The simplified prospectus aims to be a time-saving tool for companies already familiar with capital markets who are seeking additional financing.

 

3. Introduction of a Universal Registration Document to secure fast-track approval from supervisors

The Prospectus Regulation introduces the Universal Registration Document (URD), established on an optional basis every year by companies which have securities admitted to trading on a regulated market or an MTF, and which decide to draw up their prospectus as separate documents.

A URD describes the company’s organisation, business, financial position, earnings and prospects, governance and shareholding structure.

The URD aims to become a useful tool for companies that repeatedly raise financing on capital markets. An issuer that has filed and received approval for a URD for two consecutive years is permitted to file its subsequent URD without prior approval.
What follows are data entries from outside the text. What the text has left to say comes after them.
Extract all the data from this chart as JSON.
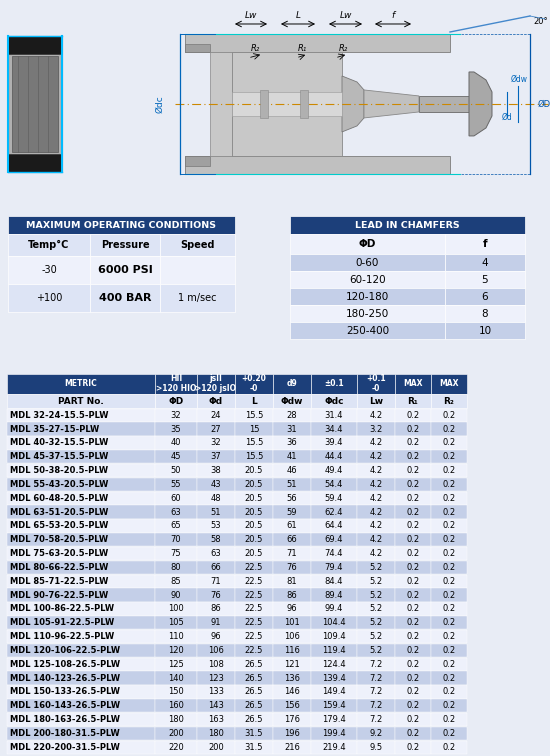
{
  "max_op_title": "MAXIMUM OPERATING CONDITIONS",
  "max_op_headers": [
    "Temp°C",
    "Pressure",
    "Speed"
  ],
  "max_op_rows": [
    [
      "-30",
      "6000 PSI",
      ""
    ],
    [
      "+100",
      "400 BAR",
      "1 m/sec"
    ]
  ],
  "lead_title": "LEAD IN CHAMFERS",
  "lead_headers": [
    "ΦD",
    "f"
  ],
  "lead_rows": [
    [
      "0-60",
      "4"
    ],
    [
      "60-120",
      "5"
    ],
    [
      "120-180",
      "6"
    ],
    [
      "180-250",
      "8"
    ],
    [
      "250-400",
      "10"
    ]
  ],
  "metric_header1": [
    "METRIC",
    "HII\n>120 HIO",
    "jsII\n>120 jsIO",
    "+0.20\n-0",
    "d9",
    "±0.1",
    "+0.1\n-0",
    "MAX",
    "MAX"
  ],
  "metric_header2": [
    "PART No.",
    "ΦD",
    "Φd",
    "L",
    "Φdw",
    "Φdc",
    "Lw",
    "R₁",
    "R₂"
  ],
  "metric_rows": [
    [
      "MDL 32-24-15.5-PLW",
      "32",
      "24",
      "15.5",
      "28",
      "31.4",
      "4.2",
      "0.2",
      "0.2"
    ],
    [
      "MDL 35-27-15-PLW",
      "35",
      "27",
      "15",
      "31",
      "34.4",
      "3.2",
      "0.2",
      "0.2"
    ],
    [
      "MDL 40-32-15.5-PLW",
      "40",
      "32",
      "15.5",
      "36",
      "39.4",
      "4.2",
      "0.2",
      "0.2"
    ],
    [
      "MDL 45-37-15.5-PLW",
      "45",
      "37",
      "15.5",
      "41",
      "44.4",
      "4.2",
      "0.2",
      "0.2"
    ],
    [
      "MDL 50-38-20.5-PLW",
      "50",
      "38",
      "20.5",
      "46",
      "49.4",
      "4.2",
      "0.2",
      "0.2"
    ],
    [
      "MDL 55-43-20.5-PLW",
      "55",
      "43",
      "20.5",
      "51",
      "54.4",
      "4.2",
      "0.2",
      "0.2"
    ],
    [
      "MDL 60-48-20.5-PLW",
      "60",
      "48",
      "20.5",
      "56",
      "59.4",
      "4.2",
      "0.2",
      "0.2"
    ],
    [
      "MDL 63-51-20.5-PLW",
      "63",
      "51",
      "20.5",
      "59",
      "62.4",
      "4.2",
      "0.2",
      "0.2"
    ],
    [
      "MDL 65-53-20.5-PLW",
      "65",
      "53",
      "20.5",
      "61",
      "64.4",
      "4.2",
      "0.2",
      "0.2"
    ],
    [
      "MDL 70-58-20.5-PLW",
      "70",
      "58",
      "20.5",
      "66",
      "69.4",
      "4.2",
      "0.2",
      "0.2"
    ],
    [
      "MDL 75-63-20.5-PLW",
      "75",
      "63",
      "20.5",
      "71",
      "74.4",
      "4.2",
      "0.2",
      "0.2"
    ],
    [
      "MDL 80-66-22.5-PLW",
      "80",
      "66",
      "22.5",
      "76",
      "79.4",
      "5.2",
      "0.2",
      "0.2"
    ],
    [
      "MDL 85-71-22.5-PLW",
      "85",
      "71",
      "22.5",
      "81",
      "84.4",
      "5.2",
      "0.2",
      "0.2"
    ],
    [
      "MDL 90-76-22.5-PLW",
      "90",
      "76",
      "22.5",
      "86",
      "89.4",
      "5.2",
      "0.2",
      "0.2"
    ],
    [
      "MDL 100-86-22.5-PLW",
      "100",
      "86",
      "22.5",
      "96",
      "99.4",
      "5.2",
      "0.2",
      "0.2"
    ],
    [
      "MDL 105-91-22.5-PLW",
      "105",
      "91",
      "22.5",
      "101",
      "104.4",
      "5.2",
      "0.2",
      "0.2"
    ],
    [
      "MDL 110-96-22.5-PLW",
      "110",
      "96",
      "22.5",
      "106",
      "109.4",
      "5.2",
      "0.2",
      "0.2"
    ],
    [
      "MDL 120-106-22.5-PLW",
      "120",
      "106",
      "22.5",
      "116",
      "119.4",
      "5.2",
      "0.2",
      "0.2"
    ],
    [
      "MDL 125-108-26.5-PLW",
      "125",
      "108",
      "26.5",
      "121",
      "124.4",
      "7.2",
      "0.2",
      "0.2"
    ],
    [
      "MDL 140-123-26.5-PLW",
      "140",
      "123",
      "26.5",
      "136",
      "139.4",
      "7.2",
      "0.2",
      "0.2"
    ],
    [
      "MDL 150-133-26.5-PLW",
      "150",
      "133",
      "26.5",
      "146",
      "149.4",
      "7.2",
      "0.2",
      "0.2"
    ],
    [
      "MDL 160-143-26.5-PLW",
      "160",
      "143",
      "26.5",
      "156",
      "159.4",
      "7.2",
      "0.2",
      "0.2"
    ],
    [
      "MDL 180-163-26.5-PLW",
      "180",
      "163",
      "26.5",
      "176",
      "179.4",
      "7.2",
      "0.2",
      "0.2"
    ],
    [
      "MDL 200-180-31.5-PLW",
      "200",
      "180",
      "31.5",
      "196",
      "199.4",
      "9.2",
      "0.2",
      "0.2"
    ],
    [
      "MDL 220-200-31.5-PLW",
      "220",
      "200",
      "31.5",
      "216",
      "219.4",
      "9.5",
      "0.2",
      "0.2"
    ]
  ],
  "header_bg": "#1c3f7a",
  "header_fg": "#ffffff",
  "row_alt1": "#dde4f5",
  "row_alt2": "#eef1fb",
  "row_highlight": "#c4cfe8",
  "bg_color": "#e8ecf5"
}
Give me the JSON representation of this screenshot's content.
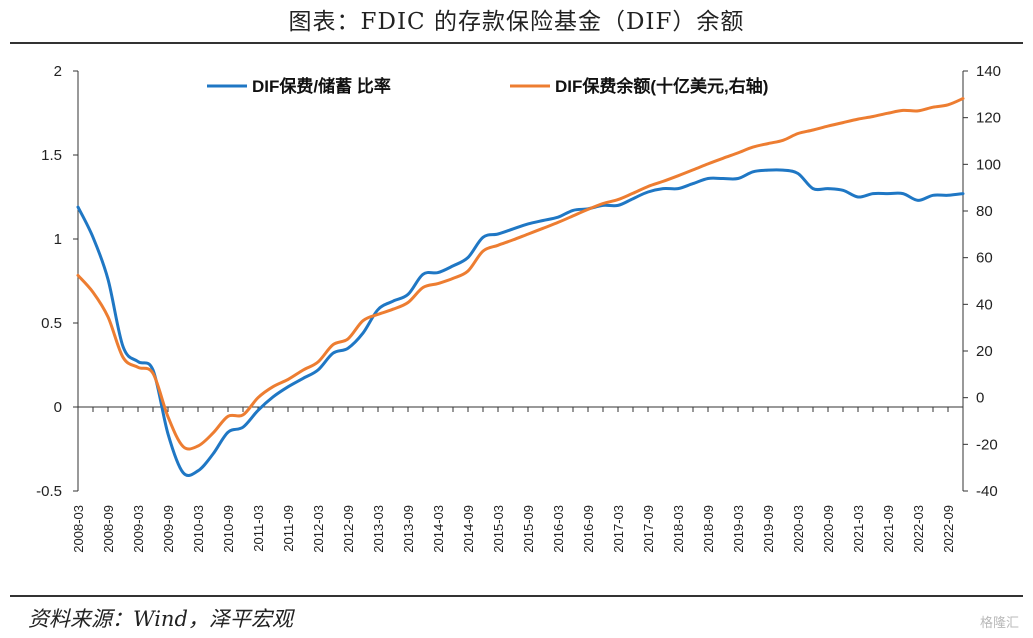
{
  "title": "图表：FDIC 的存款保险基金（DIF）余额",
  "source": "资料来源：Wind，泽平宏观",
  "watermark": "格隆汇",
  "chart_data": {
    "type": "line",
    "x": [
      "2008-03",
      "2008-06",
      "2008-09",
      "2008-12",
      "2009-03",
      "2009-06",
      "2009-09",
      "2009-12",
      "2010-03",
      "2010-06",
      "2010-09",
      "2010-12",
      "2011-03",
      "2011-06",
      "2011-09",
      "2011-12",
      "2012-03",
      "2012-06",
      "2012-09",
      "2012-12",
      "2013-03",
      "2013-06",
      "2013-09",
      "2013-12",
      "2014-03",
      "2014-06",
      "2014-09",
      "2014-12",
      "2015-03",
      "2015-06",
      "2015-09",
      "2015-12",
      "2016-03",
      "2016-06",
      "2016-09",
      "2016-12",
      "2017-03",
      "2017-06",
      "2017-09",
      "2017-12",
      "2018-03",
      "2018-06",
      "2018-09",
      "2018-12",
      "2019-03",
      "2019-06",
      "2019-09",
      "2019-12",
      "2020-03",
      "2020-06",
      "2020-09",
      "2020-12",
      "2021-03",
      "2021-06",
      "2021-09",
      "2021-12",
      "2022-03",
      "2022-06",
      "2022-09",
      "2022-12"
    ],
    "x_tick_labels": [
      "2008-03",
      "2008-09",
      "2009-03",
      "2009-09",
      "2010-03",
      "2010-09",
      "2011-03",
      "2011-09",
      "2012-03",
      "2012-09",
      "2013-03",
      "2013-09",
      "2014-03",
      "2014-09",
      "2015-03",
      "2015-09",
      "2016-03",
      "2016-09",
      "2017-03",
      "2017-09",
      "2018-03",
      "2018-09",
      "2019-03",
      "2019-09",
      "2020-03",
      "2020-09",
      "2021-03",
      "2021-09",
      "2022-03",
      "2022-09"
    ],
    "series": [
      {
        "name": "DIF保费/储蓄 比率",
        "axis": "left",
        "color": "#1F77C4",
        "values": [
          1.19,
          1.01,
          0.76,
          0.36,
          0.27,
          0.22,
          -0.16,
          -0.39,
          -0.38,
          -0.28,
          -0.15,
          -0.12,
          -0.02,
          0.06,
          0.12,
          0.17,
          0.22,
          0.32,
          0.35,
          0.44,
          0.58,
          0.63,
          0.67,
          0.79,
          0.8,
          0.84,
          0.89,
          1.01,
          1.03,
          1.06,
          1.09,
          1.11,
          1.13,
          1.17,
          1.18,
          1.2,
          1.2,
          1.24,
          1.28,
          1.3,
          1.3,
          1.33,
          1.36,
          1.36,
          1.36,
          1.4,
          1.41,
          1.41,
          1.39,
          1.3,
          1.3,
          1.29,
          1.25,
          1.27,
          1.27,
          1.27,
          1.23,
          1.26,
          1.26,
          1.27
        ]
      },
      {
        "name": "DIF保费余额(十亿美元,右轴)",
        "axis": "right",
        "color": "#ED7D31",
        "values": [
          52.4,
          45.2,
          34.6,
          17.3,
          13.0,
          10.4,
          -8.2,
          -20.9,
          -20.7,
          -15.2,
          -8.0,
          -7.4,
          0.0,
          4.7,
          7.8,
          11.8,
          15.3,
          22.7,
          25.2,
          33.0,
          35.7,
          37.9,
          40.8,
          47.2,
          48.9,
          51.1,
          54.3,
          62.8,
          65.3,
          67.6,
          70.1,
          72.6,
          75.1,
          77.9,
          80.7,
          83.2,
          84.9,
          87.6,
          90.5,
          92.7,
          95.1,
          97.6,
          100.2,
          102.6,
          104.9,
          107.4,
          108.9,
          110.3,
          113.2,
          114.7,
          116.4,
          117.9,
          119.4,
          120.5,
          121.9,
          123.1,
          122.9,
          124.5,
          125.5,
          128.2
        ]
      }
    ],
    "y_left": {
      "ylim": [
        -0.5,
        2
      ],
      "ticks": [
        "-0.5",
        "0",
        "0.5",
        "1",
        "1.5",
        "2"
      ]
    },
    "y_right": {
      "ylim": [
        -40,
        140
      ],
      "ticks": [
        "-40",
        "-20",
        "0",
        "20",
        "40",
        "60",
        "80",
        "100",
        "120",
        "140"
      ]
    },
    "legend_placement": "top-inside",
    "grid": false
  }
}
The issuer is then described as a 'frequent issuer'. Also, a frequent issuer that submits an URD for approval can benefit from a faster prospectus approval process – reduced from 10 to 5 working days.

 

4. Other key changes

The updated disclosure rules also limit the number of risks that can be included in the summary and restrict the summary length to 7 pages.  In addition, the risk factors in the prospectus must be limited to risks which are specific to the issuer and/or to the securities and which are material for making an informed investment decision.

The Prospectus Regulation inaugurates a European online database, operated free of charge by the European Securities and Markets Authority (ESMA) and containing all prospectuses approved in the European Economic Area. This database will help you easily review other companies’ prospectuses to facilitate the drafting of your own prospectus.

 

Who is your point of contact?

If you would like to find out more or have any questions, please contact your national competent authority, your legal advisor or your Euronext account manager.  

Resource Centre:

Official Journal of the European Union

Links to implementing and delegated acts for prospectus regulation

Guidelines to risk factors

Questions and Answers on the Prospectus Regulation

 

[1] The Prospectus Regulation was published in the Official Journal of the European Union on 30 June 2017.

[2] Some provisions of the Prospectus Regulation are applicable since 21 July 2017 and 21 July 2018. These provisions will not be presented in the present communication.

[3] SME Growth market is a new status introduced under MiFID II and designed to facilitate access to capital markets for SMEs. Euronext intends to register Euronext Growth as an SME Growth Market as provided for in MIFID II. II.